Perhaps one of the most important, at least to some, is consistent and regulated quality. While the black market has certainly provided for us while the government got its act together, many of the marijuana smoked contained harmful pesticides, fungicides, mold, heavy metals, and even additives to make if feel like it was getting us higher.
That’s one of the troubles with the black market, a lack of regulation allows opportunistic individuals to take advantage of customers. Serving them product that may be harmful to them without them even knowing it.
Legal weed should fix that. State government regulated testing facilities exist in every market, and customers who buy from dispensaries feel comforted in knowing that their weed is tested for potency and a litany of potential harmful ingredients.
But what if part of that was a lie?
In the mortgage crises of 2007/2008, it was discovered that the ratings agencies of Moodys and Standard and Poors were in collusion with the big banks to give favorable ratings to garbage mortgage backed securities. It was a rigged system.
What if testing facilities and dispensaries are running a similar shame and lying to us about the THC percentage of marijuana? In a culture where many customers are focused on the strongest THC count they can find, that drives many brands and growers to have the strongest products.
Is it possible that in the same way banks went ratings shopping, that growers are going percentage shopping?
Yes. In fact, it’s an unfortunate certainty in some markets.
A recent Vice News report highlighted this growing troubling trend. Charley Town, a manager at Goat Labs in Washington State, says he has been pressured by clients to increase the potency percentage of their batches. When asked further, he went on to say that he has received calls from growers directly saying that they were ‘shopping around’ for laboratories and that its happening often in the industry.

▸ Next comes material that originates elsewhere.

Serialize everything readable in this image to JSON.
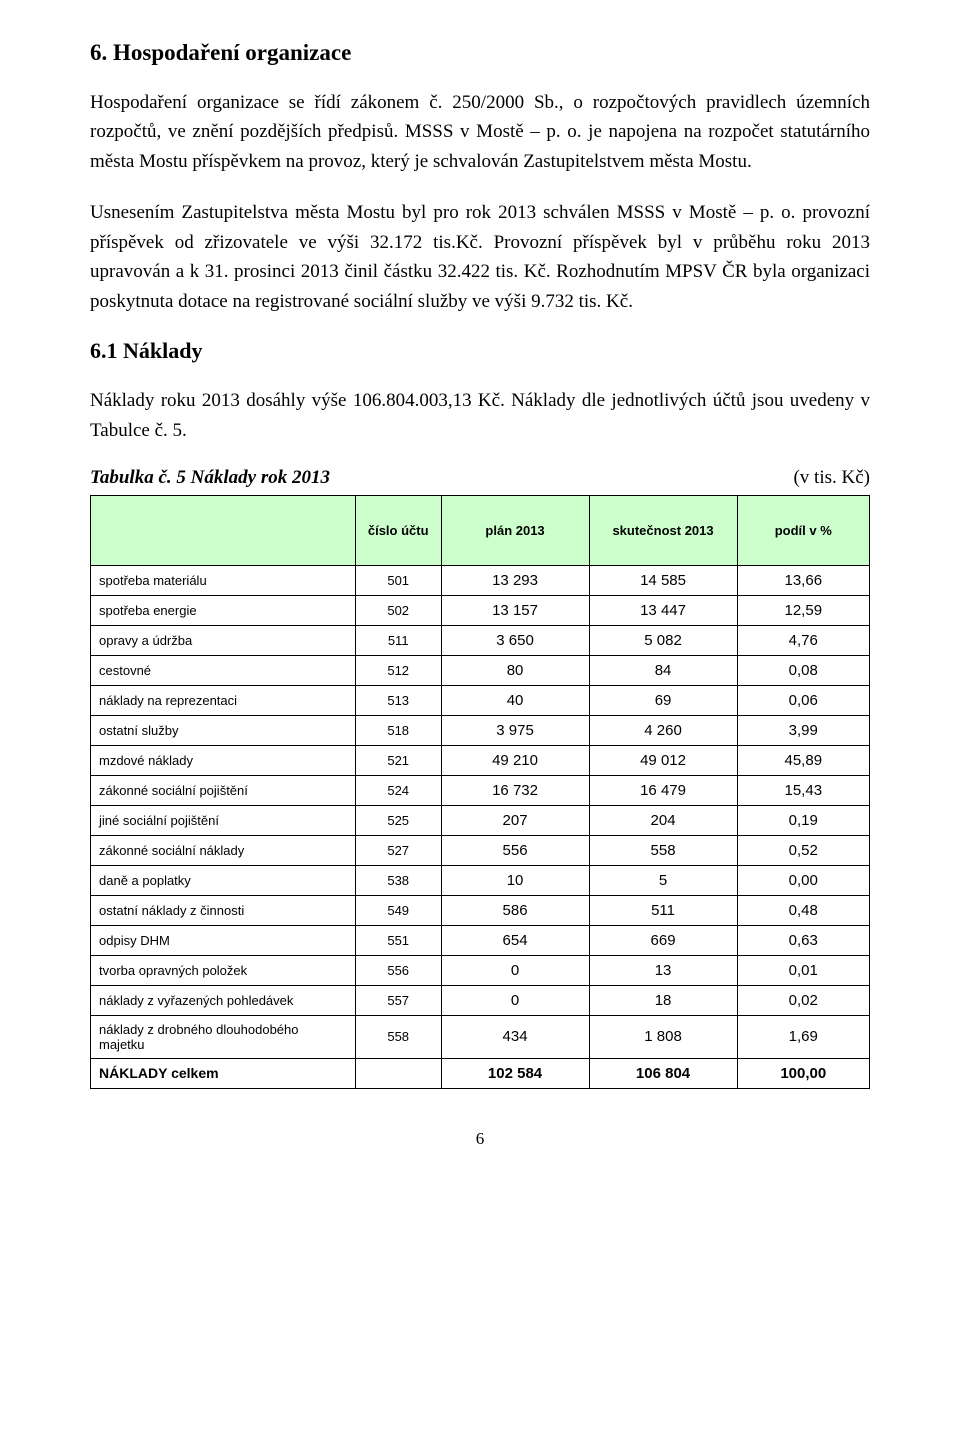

Mr. Town further proves his point by testing a batch of cannabis oil from a dispensary claiming that the product was 30% THC. Goat labs determined that the sample was under 19% THC. With an 11% difference, there is no room for human, rounding, or calibration errors – that is a blatant lie.
Unfortunately, most state oversight on labs is not strong and mostly relies on the honor system. Once a lab has its certifications, a few annual (if that) checks may take place, but more often than not, the industry is left to its own devices. While this is somewhat understandable in a burgeoning industry that is regulated at a state level, it is nonetheless a dangerous trend that needs proactive measures to be taken immediately.
Washington has recently been considering tightening regulation since a secret shopper program discovered deviations in test results which were severe enough to warrant an investigation. While Washington may be actively working to correct this issue, some states do not even have testing requirements in place yet!